Un des rituels de guérison que je préfère, c’est d’aller à la rencontre de mes blessures pour les guérir.

Je pars du principe que lorsque je vis une expérience désagréable, c’est qu’il est temps pour moi de changer une vieille croyance qui n’a plus lieu d’être, qu’il est temps pour moi de conscientiser quelque chose qui ne pouvait l’être avant, qu’il est temps pour moi de grandir en amour.

Il arrive aussi que je parte d’un symptôme physique, une gêne ou une douleur quelque part dans le corps.

 

 

Voici comment procéder :

Fermer les yeux et faire un « scan » du corps, de la tête au pied.

Se mettre dans le ressenti de la douleur, de la blessure.

Voir si elle est localisée quelque part dans le corps.

Lui demander de se manifester par un message : une couleur, une odeur, une saveur, une impression, un souvenir… Tout est bon, y compris rien.

Soyez très gentil.le avec vous lors de cette pratique : dès que vous sentez que c’est « trop », vous dites à le blessure : « ok, je t’ai vue, je sais que tu as besoin d’être reconnue, mais je ne peux pas aller plus loin aujourd’hui, alors je reviendrai ». Et vous y revenez le soir, le lendemain ou dans les jours qui viennent. Quand vous pouvez. A ce moment-là, continuez à explorer aussi loin qu’il est possible.
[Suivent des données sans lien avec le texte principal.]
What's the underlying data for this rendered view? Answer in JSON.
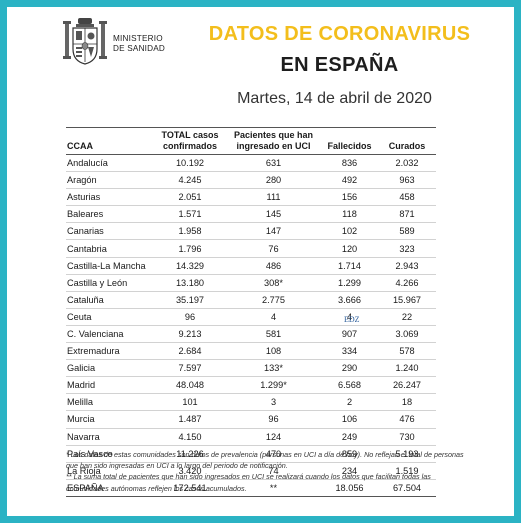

Continuez en observant cette blessure qui vous offre son message : regardez-là avec le plus de compassion possible, que le message soit beau ou laid, qu’il ressemble à ce que vous attendiez ou pas du tout. Prenez contact.

Regardez si cette blessure a besoin de plus d’espace : donnez-lui cet espace.

Donnez-lui l’autorisation d’être là.

Dites-lui qu’elle a raison d’être là que n’importe qui à votre place, dans la même situation, le même contexte, aurait aussi cette blessure.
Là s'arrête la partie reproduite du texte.